J’en viens à la problématique particulière, évoquée dans votre question, des communes qui relèvent de votre département. S’agissant du constat que vous avez établi, je dirai que le département de la Savoie est l’un de ceux dans lesquels les communes isolées sont les plus nombreuses (M. André Vairetto fait un signe de dénégation.)… Globalement, si ! Or un tel constat ne favorise pas ce type de péréquation.

J’ajouterai que le potentiel financier moyen par habitant dans votre département est aujourd’hui supérieur de 72 % à la moyenne française,...

Mme Anne-Marie Escoffier, ministre déléguée. … ce qui explique quelque peu le niveau élevé des contributions des communes.

Prenons deux exemples : celui de la commune de Saint-Martin-de-Belleville,…

MM. Didier Guillaume et André Vairetto.
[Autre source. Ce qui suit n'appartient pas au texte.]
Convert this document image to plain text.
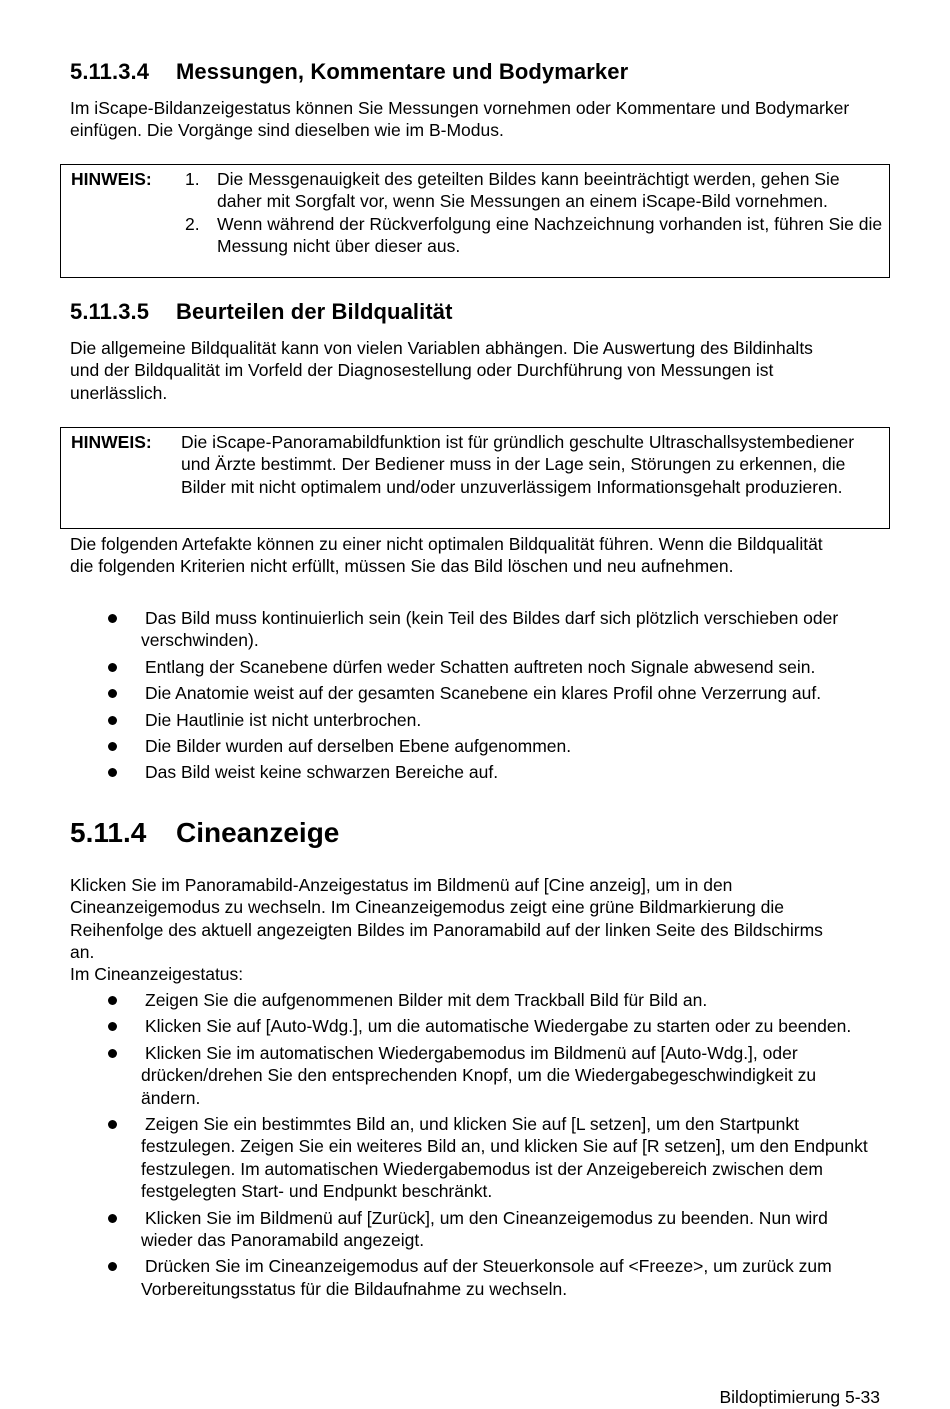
5.11.3.4 Messungen, Kommentare und Bodymarker

Im iScape-Bildanzeigestatus können Sie Messungen vornehmen oder Kommentare und Bodymarker einfügen. Die Vorgänge sind dieselben wie im B-Modus.

HINWEIS: 1. Die Messgenauigkeit des geteilten Bildes kann beeinträchtigt werden, gehen Sie daher mit Sorgfalt vor, wenn Sie Messungen an einem iScape-Bild vornehmen.
2. Wenn während der Rückverfolgung eine Nachzeichnung vorhanden ist, führen Sie die Messung nicht über dieser aus.
5.11.3.5 Beurteilen der Bildqualität

Die allgemeine Bildqualität kann von vielen Variablen abhängen. Die Auswertung des Bildinhalts und der Bildqualität im Vorfeld der Diagnosestellung oder Durchführung von Messungen ist unerlässlich.

HINWEIS: Die iScape-Panoramabildfunktion ist für gründlich geschulte Ultraschallsystembediener und Ärzte bestimmt. Der Bediener muss in der Lage sein, Störungen zu erkennen, die Bilder mit nicht optimalem und/oder unzuverlässigem Informationsgehalt produzieren.

Die folgenden Artefakte können zu einer nicht optimalen Bildqualität führen. Wenn die Bildqualität die folgenden Kriterien nicht erfüllt, müssen Sie das Bild löschen und neu aufnehmen.

Das Bild muss kontinuierlich sein (kein Teil des Bildes darf sich plötzlich verschieben oder verschwinden).
Entlang der Scanebene dürfen weder Schatten auftreten noch Signale abwesend sein.
Die Anatomie weist auf der gesamten Scanebene ein klares Profil ohne Verzerrung auf.
Die Hautlinie ist nicht unterbrochen.
Die Bilder wurden auf derselben Ebene aufgenommen.
Das Bild weist keine schwarzen Bereiche auf.
5.11.4 Cineanzeige

Klicken Sie im Panoramabild-Anzeigestatus im Bildmenü auf [Cine anzeig], um in den Cineanzeigemodus zu wechseln. Im Cineanzeigemodus zeigt eine grüne Bildmarkierung die Reihenfolge des aktuell angezeigten Bildes im Panoramabild auf der linken Seite des Bildschirms an.

Im Cineanzeigestatus:

Zeigen Sie die aufgenommenen Bilder mit dem Trackball Bild für Bild an.
Klicken Sie auf [Auto-Wdg.], um die automatische Wiedergabe zu starten oder zu beenden.
Klicken Sie im automatischen Wiedergabemodus im Bildmenü auf [Auto-Wdg.], oder drücken/drehen Sie den entsprechenden Knopf, um die Wiedergabegeschwindigkeit zu ändern.
Zeigen Sie ein bestimmtes Bild an, und klicken Sie auf [L setzen], um den Startpunkt festzulegen. Zeigen Sie ein weiteres Bild an, und klicken Sie auf [R setzen], um den Endpunkt festzulegen. Im automatischen Wiedergabemodus ist der Anzeigebereich zwischen dem festgelegten Start- und Endpunkt beschränkt.
Klicken Sie im Bildmenü auf [Zurück], um den Cineanzeigemodus zu beenden. Nun wird wieder das Panoramabild angezeigt.
Drücken Sie im Cineanzeigemodus auf der Steuerkonsole auf <Freeze>, um zurück zum Vorbereitungsstatus für die Bildaufnahme zu wechseln.
Bildoptimierung 5-33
Non !

Mme Anne-Marie Escoffier, ministre déléguée. Eh oui, messieurs les sénateurs !

… avec le domaine skiable de Val Thorens, et la commune de Saint-Bon-Tarentaise, avec le domaine skiable de Courchevel. Voilà deux exemples – deux mauvais exemples, me direz-vous – justifiant que ce potentiel financier soit supérieur de 72 % à la moyenne nationale.

Monsieur Vairetto, vous parlez des problèmes de contribution excessive au regard des capacités contributrices de certaines communes et de la nécessaire solidarité entre communes. La contribution moyenne des communes isolées et des intercommunalités de Savoie est égale à 1,8 % seulement de leur potentiel financier, ce qui reste relativement limité. La commune la plus contributrice l’est à hauteur de 4,23 % de son potentiel financier. Rapporté au nombre d’habitants, ce potentiel représente 577 % du potentiel moyen français. Je ne citerai pas d’autres chiffres, car ils seraient accusateurs !

Parlons plutôt de vos propositions, monsieur le sénateur. Vous demandez que l’on modifie les critères du FPIC. Sachez que ce fonds a une vocation généraliste et s’applique indifféremment – c’est le problème de cette solidarité – à toutes les communes, qu’elles soient situées en montagne, en bord de mer, près d’un lac ou d’une station thermale. Comme ces caractéristiques pourraient être multipliées à l’infini, nous préférons retenir des critères transversaux pour ce fonds.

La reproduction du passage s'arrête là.